“Nerede o eski Ramazanlar” Nedim Atilla |
|
Nimet Berkok Toygar-Kamil Toygar
Genel Bilgiler
İslâm’ın beş şartından birisi de Ramazan ayında oruç tutmaktır. Oruç, dini bir ibadet olarak insanın belirli bir zaman diliminde bazı şeyleri yapmaktan kendi kendini alıkoymasıdır. Bir başka söyleyişle oruç; niyet ederek imsak vaktinden (tan yerinin ağarmaya başlaması) itibaren güneşin batışına kadarki süre içerisinde yememek, içmemek ve seksüel ilişkide bulunmamak suretiyle yerine getirilen bir ibadettir. Hicretin ikinci yılında Müslümanlara farz kılınmıştır.
Ramazan Hazırlıkları
Ramazan çevresinde gelişen mutfak kültürümüzün önemli bir bölümünü Ramazan hazırlıkları oluşturur. Bugünkü gibi her mevsimde bütün sebze, meyve, kuru yiyeceklerin bulunmadığı eski ramazanlarda iftar ve sahurda yenilecek yemeklerin malzemesi ucuz ve bol bulunduğu mevsimlerde Ramazan ayı için özel olarak hazırlanır ya da satın alınırdı.

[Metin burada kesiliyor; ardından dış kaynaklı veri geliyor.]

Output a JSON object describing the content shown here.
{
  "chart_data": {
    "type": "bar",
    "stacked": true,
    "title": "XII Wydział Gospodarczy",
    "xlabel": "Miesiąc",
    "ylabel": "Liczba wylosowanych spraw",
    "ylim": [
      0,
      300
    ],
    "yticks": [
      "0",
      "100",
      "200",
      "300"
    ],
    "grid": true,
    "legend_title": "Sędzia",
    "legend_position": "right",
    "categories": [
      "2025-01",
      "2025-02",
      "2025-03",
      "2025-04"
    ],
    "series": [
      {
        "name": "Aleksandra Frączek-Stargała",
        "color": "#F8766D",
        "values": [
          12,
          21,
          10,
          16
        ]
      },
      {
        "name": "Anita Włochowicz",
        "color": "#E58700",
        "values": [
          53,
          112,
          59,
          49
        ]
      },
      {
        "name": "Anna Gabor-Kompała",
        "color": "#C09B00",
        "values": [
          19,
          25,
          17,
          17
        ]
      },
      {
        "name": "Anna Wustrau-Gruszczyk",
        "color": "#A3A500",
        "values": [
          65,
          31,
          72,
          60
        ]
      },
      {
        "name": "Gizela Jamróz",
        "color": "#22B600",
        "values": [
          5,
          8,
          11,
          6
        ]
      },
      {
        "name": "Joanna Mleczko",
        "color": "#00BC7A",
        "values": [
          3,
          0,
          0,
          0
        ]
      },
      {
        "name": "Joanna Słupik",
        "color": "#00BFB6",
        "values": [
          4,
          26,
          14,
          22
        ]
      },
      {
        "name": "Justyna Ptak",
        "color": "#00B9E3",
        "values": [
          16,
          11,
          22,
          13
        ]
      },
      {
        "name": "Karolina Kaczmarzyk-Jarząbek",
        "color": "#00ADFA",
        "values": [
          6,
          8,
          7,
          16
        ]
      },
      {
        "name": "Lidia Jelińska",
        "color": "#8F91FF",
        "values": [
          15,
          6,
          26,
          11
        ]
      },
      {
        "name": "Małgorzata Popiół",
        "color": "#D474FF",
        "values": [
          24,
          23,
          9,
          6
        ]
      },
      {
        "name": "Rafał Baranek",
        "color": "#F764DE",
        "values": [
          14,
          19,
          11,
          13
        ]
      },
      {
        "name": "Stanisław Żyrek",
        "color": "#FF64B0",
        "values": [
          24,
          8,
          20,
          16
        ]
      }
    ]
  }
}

Halk arasında ramazanlık ya da ramazaniyelik olarak adlandırılan; önceden toplu olarak satın alınan, üretilip hazırlanan bu yiyecekler özellikle kış aylarına rastlayan Ramazanlarda önem kazanırdı. Geleneksel mutfağımızda başlı başına bir zenginlik gösteren ramazan hazırlıkları şunlardır:
Pastırma, sucuk, kavurma vb. et mamulleri. Yeşil fasulye, patlıcan, kırmızı biber kurutmaları. Çeşitli turşular. Peynir, yağ türleri. Başta tarhana olmak üzere çorbalıklar. Reçel, pestil ve marmelât çeşitleri. Vişne, zerdali, erik vb. hoşaflıklar. Bulgur, erişte, pirinç ve makarnalar. Domates ve biber salçaları, kuru yufkalar vb. ekmek çeşitlerinin hazırlanması.
Ramazanlıkların önemli yanı en az bir ay yetecek ölçüde hazırlanması ya da satın alınmasıydı. Diğer zamanlarda günlük, haftalık ihtiyaç kadar satın alınan un, yağ, şeker en az Ramazan boyunca yetecek ölçüde çuval ve tenekelerle satın alınırdı. Buna bazı yörelerimizde ramazan tedariki de denirdi.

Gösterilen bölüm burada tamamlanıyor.